Share

Bab 3

Author: Yovana
Vanesa menarik napas dalam-dalam, memaksakan diri untuk tetap tenang.

Dia menatap Hanna sambil bertanya, "Nona Hanna, apakah kamu benar-benar ibu kandung Regan?"

Tatapan Hanna bertemu dengan tatapan Vanesa. Wanita itu tersenyum lembut sembari menjawab, "Lima tahun yang lalu, aku terpaksa menyembunyikan hubungan antara diriku dengan Regan karena masalah pekerjaan dan kontrak perusahaan."

Napas Vanesa tercekat. "Lalu, Ayah Regan ...."

"Regan adalah anakku dan Steven," tegas Hanna.

Suara Hanna terdengar lembut, tetapi kata-kata yang diucapkannya bagaikan pedang tajam yang menusuk langsung ke jantung Vanesa!

Napas Vanesa seakan terhenti. Rasa sakit yang mencekik di dadanya membuat wajahnya langsung menjadi pucat pasi.

Ternyata selama lima tahun ini, anak yang Vanesa anggap seperti darah dagingnya sendiri, anak yang dia besarkan dengan sepenuh hati, adalah anak dari Steven dan Hanna!

Jadi, Steven sudah membohonginya sejak awal.

Pria itu bukan berselingkuh setelah menikah, tetapi dia memang sudah mempermainkan dan memanfaatkan Vanesa sejak awal!

"Nona Vanesa, maaf karena sudah menyembunyikan hal ini darimu selama ini. Sebenarnya, dari awal aku juga menyarankan agar Steven jujur padamu. Tapi Steven merasa makin sedikit orang luar yang tahu tentang hal ini, akan makin baik."

Setiap kata yang diucapkan Hanna bagaikan mantra ajaib yang terus bergema di kepala Vanesa.

Ternyata di mata Steven, Vanesa hanyalah orang luar.

Vanesa berpikir, mereka sudah bersama selama lima tahun, merawat dan membesarkan seorang putra bersama. Meskipun tanpa cinta, setidaknya mereka sudah seperti keluarga yang saling percaya.

Siapa sangka bahwa sejak awal hingga sekarang, pria yang tidur di samping Vanesa itu hanya menganggapnya sebagai orang luar yang harus diwaspadai.

Vanesa tidak mengerti mengapa Steven harus menipunya.

Jika saja dari awal Steven memberi tahu Vanesa akan kebenarannya, bagaimana mungkin dia akan membiarkan dirinya terjatuh begitu dalam?

"Nona Vanesa, terima kasih atas jerih payahmu selama lima tahun ini. Aku dan Steven merasa sangat berterima kasih atas pengorbananmu untuk Regan," ujar Hanna.
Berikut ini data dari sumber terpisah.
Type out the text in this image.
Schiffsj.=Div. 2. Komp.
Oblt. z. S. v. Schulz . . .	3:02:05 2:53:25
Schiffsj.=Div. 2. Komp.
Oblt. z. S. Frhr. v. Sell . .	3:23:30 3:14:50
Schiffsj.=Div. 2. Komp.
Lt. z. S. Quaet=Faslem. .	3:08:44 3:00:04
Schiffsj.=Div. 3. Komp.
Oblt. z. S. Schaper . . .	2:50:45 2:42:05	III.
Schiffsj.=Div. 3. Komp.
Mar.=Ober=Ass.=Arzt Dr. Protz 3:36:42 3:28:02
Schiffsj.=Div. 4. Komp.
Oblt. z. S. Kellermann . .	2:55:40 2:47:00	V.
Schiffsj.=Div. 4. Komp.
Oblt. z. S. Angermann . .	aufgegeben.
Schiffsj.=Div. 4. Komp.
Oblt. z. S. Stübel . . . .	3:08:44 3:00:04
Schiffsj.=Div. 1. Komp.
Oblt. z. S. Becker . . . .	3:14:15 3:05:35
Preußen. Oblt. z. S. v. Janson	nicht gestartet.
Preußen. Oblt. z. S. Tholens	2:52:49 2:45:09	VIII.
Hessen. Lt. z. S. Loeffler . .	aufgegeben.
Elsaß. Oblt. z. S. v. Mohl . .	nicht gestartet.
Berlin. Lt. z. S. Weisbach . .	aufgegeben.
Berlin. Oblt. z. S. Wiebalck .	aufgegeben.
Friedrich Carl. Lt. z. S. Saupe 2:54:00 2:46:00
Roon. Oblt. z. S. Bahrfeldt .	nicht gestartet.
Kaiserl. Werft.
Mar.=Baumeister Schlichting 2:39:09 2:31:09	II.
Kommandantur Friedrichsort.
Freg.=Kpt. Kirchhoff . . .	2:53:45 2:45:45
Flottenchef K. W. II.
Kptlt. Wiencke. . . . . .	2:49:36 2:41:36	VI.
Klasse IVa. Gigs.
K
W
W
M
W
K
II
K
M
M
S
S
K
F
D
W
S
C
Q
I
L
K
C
Hanna menatap Vanesa, lalu melanjutkan, "Kamu mendidik Regan dengan sangat baik. Sebagai ibu kandung Regan, aku mengucapkan terima kasih dengan tulus padamu."

Vanesa menatap Hanna dengan tatapan kosong.

Bibirnya yang pucat terkatup rapat, wajahnya tampak tenang, tetapi tangan yang memeluk Regan sedikit gemetar.

"Nggak mungkin! Kamu pembohong. Aku hanya punya satu Ibu, aku hanya menginginkan ibuku!"

Regan berteriak marah pada Hanna, "Dasar kamu wanita jahat! Atas dasar apa kamu menjadi ibuku? Aku nggak ingin kamu menjadi ibuku!"

Hanna tampak terkejut.

Kemudian, dia menutup mulutnya, sementara matanya memerah. Ekspresi terluka serta kesedihannya membuat siapa pun yang melihat akan merasa iba.

Giny langsung menunjukkan wajah dingin. Dia berdiri, lalu memarahi Vanesa, "Apa begini caramu mendidik seorang anak? Benar-benar nggak tahu sopan santun!"

Saat ini pikiran Vanesa sangat kacau. Dia benar-benar tidak punya tenaga lebih untuk berdebat dengan Giny.

Namun, karena mempertimbangkan psikologi Regan, Vanesa tetap berkata, "Regan masih anak-anak, kalian harus memberinya waktu untuk mencerna semua ini."

"Huh, kamu pikir aku nggak tahu apa yang sedang kamu lakukan?" Giny langsung mengejek, "Vanesa, kita sama-sama wanita. Jangan berpikir kalau aku nggak bisa melihat trik kecilmu itu!"

"Pak Gavin!"

Gavin, kepala pelayan di kediaman ini, bergegas mendekat begitu mendengar panggilan itu. "Bu, ada apa?"

"Bawa Regan ke sini, jangan biarkan garis keturunan Keluarga Dallas dimanfaatkan oleh wanita yang punya niat jahat seperti ini!" ujar Giny.

Gavin yang mendengar ini tampak kesulitan. Namun, dia tetap melangkah maju untuk menarik Regan dari pelukan Vanesa.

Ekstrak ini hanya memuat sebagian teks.